Consistent Web Novel Illustration Generation Project
capston design
Posted by : Junseo Park on
Category : project

🚀 "Provides Consistent Text-to-Image Synthesis for Characters in Web Novel" 🌟
Context
- Web novels often include illustrations of characters, either on the cover or within the text. These illustrations are typically outsourced to artists to ensure consistent character designs.
- However, communication issues between the author and the illustrator can lead to several challenges:
- Time and cost inefficiencies
- Failure to capture the character as envisioned by the author
- Lack of immediate reflection of the author’s feedback
- Limited to the illustrator’s particular drawing style
- To address these issues, this project aims to build an AI service that provides consistent character illustrations for web novel platforms, establishing a stable system to solve the above problems.
- The image generation model used is the Latent Diffusion Model (LDM).
- In this project, the author (Junseo Park) focused on developing the AI model and server infrastructure.
Problem
- LDM generates entirely different characters even with minor text changes, despite having a fixed seed value.
- A personalization methodology is required to create characters that remain consistent despite variations in text input.
- Assigning a separate model for each character is cost-inefficient. A single model must be capable of generating all characters within the same style.
Proposed Method
- The generation process is as follows:
- First, the author selects a model (RevAnimate, DreamShaper, Pastelboys, Counterfeit) that can generate images in two styles (mid-journey or anime) to match the story’s characters.
- After selecting tags corresponding to the character, the author generates an image.
- Once the desired character is generated, the author selects the character.
- Since a single image is insufficient for training, $20$ images with various backgrounds, expressions, and angles are generated based on a prompt template.

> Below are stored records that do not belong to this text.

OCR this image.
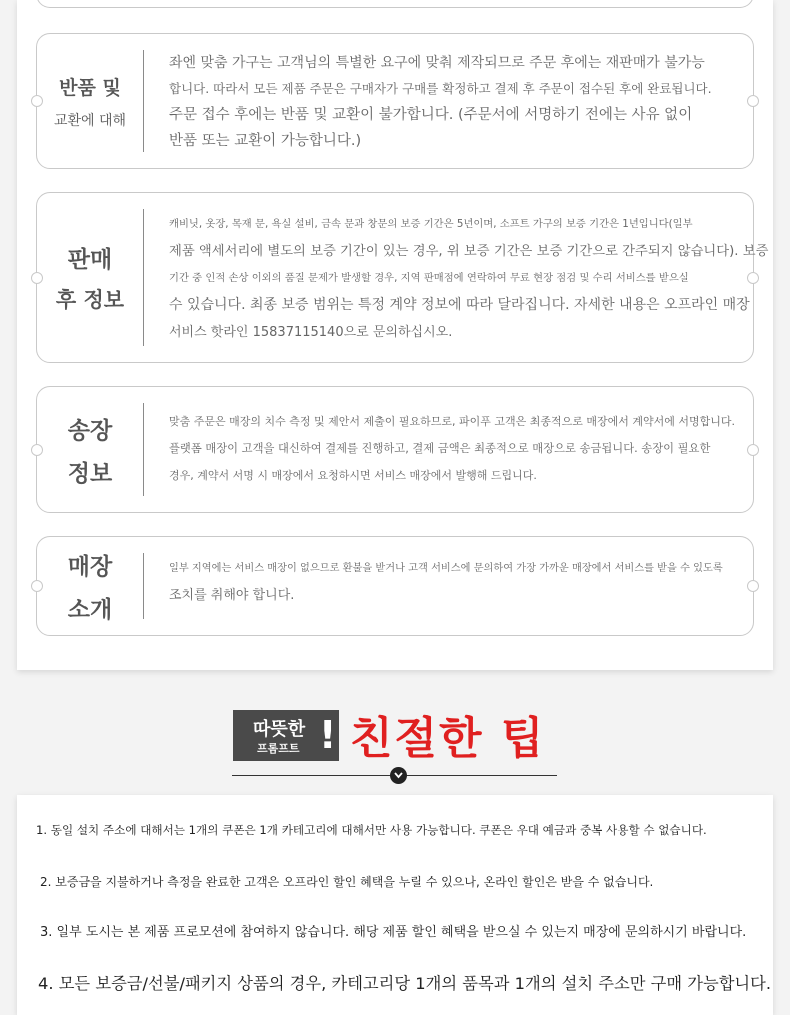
반품 및
교환에 대해

좌엔 맞춤 가구는 고객님의 특별한 요구에 맞춰 제작되므로 주문 후에는 재판매가 불가능

합니다. 따라서 모든 제품 주문은 구매자가 구매를 확정하고 결제 후 주문이 접수된 후에 완료됩니다.

주문 접수 후에는 반품 및 교환이 불가합니다. (주문서에 서명하기 전에는 사유 없이

반품 또는 교환이 가능합니다.)

판매
후 정보

캐비닛, 옷장, 목재 문, 욕실 설비, 금속 문과 창문의 보증 기간은 5년이며, 소프트 가구의 보증 기간은 1년입니다(일부

제품 액세서리에 별도의 보증 기간이 있는 경우, 위 보증 기간은 보증 기간으로 간주되지 않습니다). 보증

기간 중 인적 손상 이외의 품질 문제가 발생할 경우, 지역 판매점에 연락하여 무료 현장 점검 및 수리 서비스를 받으실

수 있습니다. 최종 보증 범위는 특정 계약 정보에 따라 달라집니다. 자세한 내용은 오프라인 매장

서비스 핫라인 15837115140으로 문의하십시오.

송장
정보

맞춤 주문은 매장의 치수 측정 및 제안서 제출이 필요하므로, 파이푸 고객은 최종적으로 매장에서 계약서에 서명합니다.

플랫폼 매장이 고객을 대신하여 결제를 진행하고, 결제 금액은 최종적으로 매장으로 송금됩니다. 송장이 필요한

경우, 계약서 서명 시 매장에서 요청하시면 서비스 매장에서 발행해 드립니다.

매장
소개

일부 지역에는 서비스 매장이 없으므로 환불을 받거나 고객 서비스에 문의하여 가장 가까운 매장에서 서비스를 받을 수 있도록

조치를 취해야 합니다.

따뜻한
프롬프트 ! 친절한 팁

1. 동일 설치 주소에 대해서는 1개의 쿠폰은 1개 카테고리에 대해서만 사용 가능합니다. 쿠폰은 우대 예금과 중복 사용할 수 없습니다.

2. 보증금을 지불하거나 측정을 완료한 고객은 오프라인 할인 혜택을 누릴 수 있으나, 온라인 할인은 받을 수 없습니다.

3. 일부 도시는 본 제품 프로모션에 참여하지 않습니다. 해당 제품 할인 혜택을 받으실 수 있는지 매장에 문의하시기 바랍니다.

4. 모든 보증금/선불/패키지 상품의 경우, 카테고리당 1개의 품목과 1개의 설치 주소만 구매 가능합니다.
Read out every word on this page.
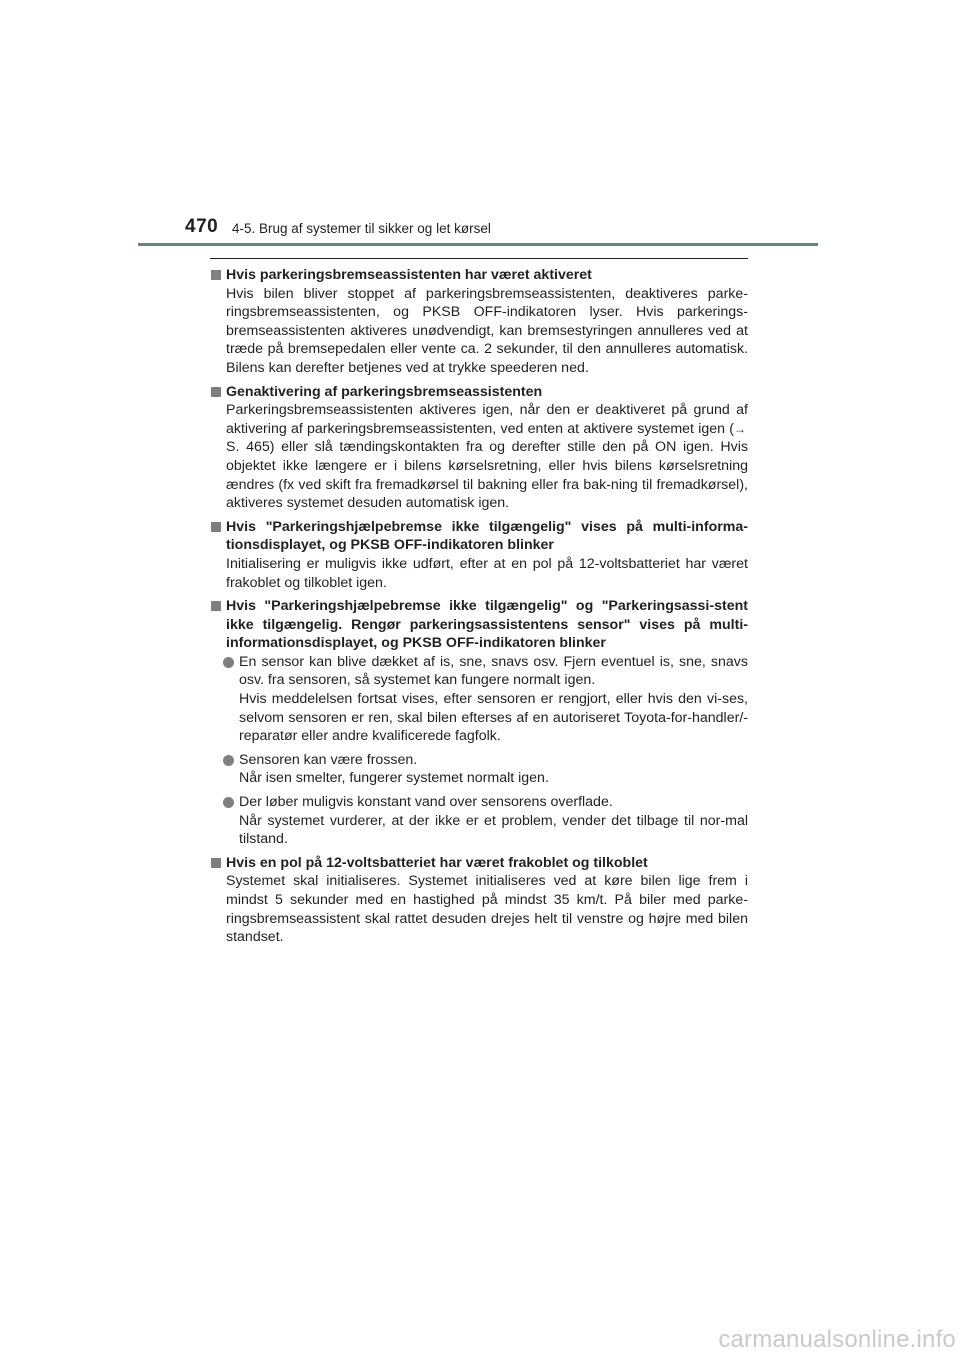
470 4-5. Brug af systemer til sikker og let kørsel
Hvis parkeringsbremseassistenten har været aktiveret
Hvis bilen bliver stoppet af parkeringsbremseassistenten, deaktiveres parke-ringsbremseassistenten, og PKSB OFF-indikatoren lyser. Hvis parkerings-bremseassistenten aktiveres unødvendigt, kan bremsestyringen annulleres ved at træde på bremsepedalen eller vente ca. 2 sekunder, til den annulleres automatisk. Bilens kan derefter betjenes ved at trykke speederen ned.
Genaktivering af parkeringsbremseassistenten
Parkeringsbremseassistenten aktiveres igen, når den er deaktiveret på grund af aktivering af parkeringsbremseassistenten, ved enten at aktivere systemet igen (→S. 465) eller slå tændingskontakten fra og derefter stille den på ON igen. Hvis objektet ikke længere er i bilens kørselsretning, eller hvis bilens kørselsretning ændres (fx ved skift fra fremadkørsel til bakning eller fra bak-ning til fremadkørsel), aktiveres systemet desuden automatisk igen.
Hvis "Parkeringshjælpebremse ikke tilgængelig" vises på multi-informa-tionsdisplayet, og PKSB OFF-indikatoren blinker
Initialisering er muligvis ikke udført, efter at en pol på 12-voltsbatteriet har været frakoblet og tilkoblet igen.
Hvis "Parkeringshjælpebremse ikke tilgængelig" og "Parkeringsassi-stent ikke tilgængelig. Rengør parkeringsassistentens sensor" vises på multi-informationsdisplayet, og PKSB OFF-indikatoren blinker
En sensor kan blive dækket af is, sne, snavs osv. Fjern eventuel is, sne, snavs osv. fra sensoren, så systemet kan fungere normalt igen.
Hvis meddelelsen fortsat vises, efter sensoren er rengjort, eller hvis den vi-ses, selvom sensoren er ren, skal bilen efterses af en autoriseret Toyota-for-handler/-reparatør eller andre kvalificerede fagfolk.
Sensoren kan være frossen.
Når isen smelter, fungerer systemet normalt igen.
Der løber muligvis konstant vand over sensorens overflade.
Når systemet vurderer, at der ikke er et problem, vender det tilbage til nor-mal tilstand.
Hvis en pol på 12-voltsbatteriet har været frakoblet og tilkoblet
Systemet skal initialiseres. Systemet initialiseres ved at køre bilen lige frem i mindst 5 sekunder med en hastighed på mindst 35 km/t. På biler med parke-ringsbremseassistent skal rattet desuden drejes helt til venstre og højre med bilen standset.
carmanualsonline.info
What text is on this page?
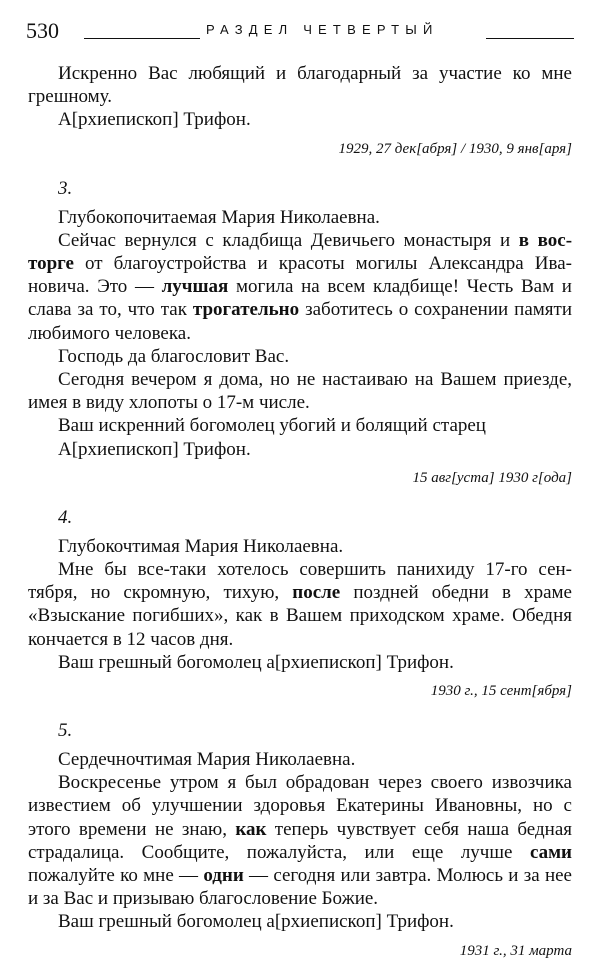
530	РАЗДЕЛ ЧЕТВЕРТЫЙ

Искренно Вас любящий и благодарный за участие ко мне грешному.

А[рхиепископ] Трифон.

1929, 27 дек[абря] / 1930, 9 янв[аря]
3.

Глубокопочитаемая Мария Николаевна.

Сейчас вернулся с кладбища Девичьего монастыря и в восторге от благоустройства и красоты могилы Александра Ивановича. Это — лучшая могила на всем кладбище! Честь Вам и слава за то, что так трогательно заботитесь о сохранении памяти любимого человека.

Господь да благословит Вас.

Сегодня вечером я дома, но не настаиваю на Вашем приезде, имея в виду хлопоты о 17-м числе.

Ваш искренний богомолец убогий и болящий старец

А[рхиепископ] Трифон.

15 авг[уста] 1930 г[ода]
4.

Глубокочтимая Мария Николаевна.

Мне бы все-таки хотелось совершить панихиду 17-го сентября, но скромную, тихую, после поздней обедни в храме «Взыскание погибших», как в Вашем приходском храме. Обедня кончается в 12 часов дня.

Ваш грешный богомолец а[рхиепископ] Трифон.

1930 г., 15 сент[ября]
5.

Сердечночтимая Мария Николаевна.

Воскресенье утром я был обрадован через своего извозчика известием об улучшении здоровья Екатерины Ивановны, но с этого времени не знаю, как теперь чувствует себя наша бедная страдалица. Сообщите, пожалуйста, или еще лучше сами пожалуйте ко мне — одни — сегодня или завтра. Молюсь и за нее и за Вас и призываю благословение Божие.

Ваш грешный богомолец а[рхиепископ] Трифон.

1931 г., 31 марта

- To maintain character consistency, the original prompt is preserved with slight modifications:
- E.g.,
{original prompt}, ((upper body)), in the mountain, looking at viewer
- The $20$ images are used to train the model using DreamBooth, a process that takes about $30$ minutes.
- The author can then generate consistent character illustrations as needed.
- To provide consistent and personalized characters, DreamBooth is utilized:
- DreamBooth is a personalization methodology that binds a pseudo word to a subject. Each character is mapped to a unique pseudo word (e.g.,
zxw
), allowing multiple characters to be bound to a single model.
- DreamBooth is a personalization methodology that binds a pseudo word to a subject. Each character is mapped to a unique pseudo word (e.g.,
- The proposed service offers the following benefits:
- Resolves time and cost inefficiencies
- Generates characters as envisioned by the author
- Simplifies the process with convenient tag-based generation
- Immediately reflects the author’s feedback
- Enables image generation within ~$30$ seconds
- Offers diverse image styles
- Provides consistent character illustrations
Result
- By integrating a stable AI service into the web novel platform, authors can now generate illustrations more flexibly and conveniently.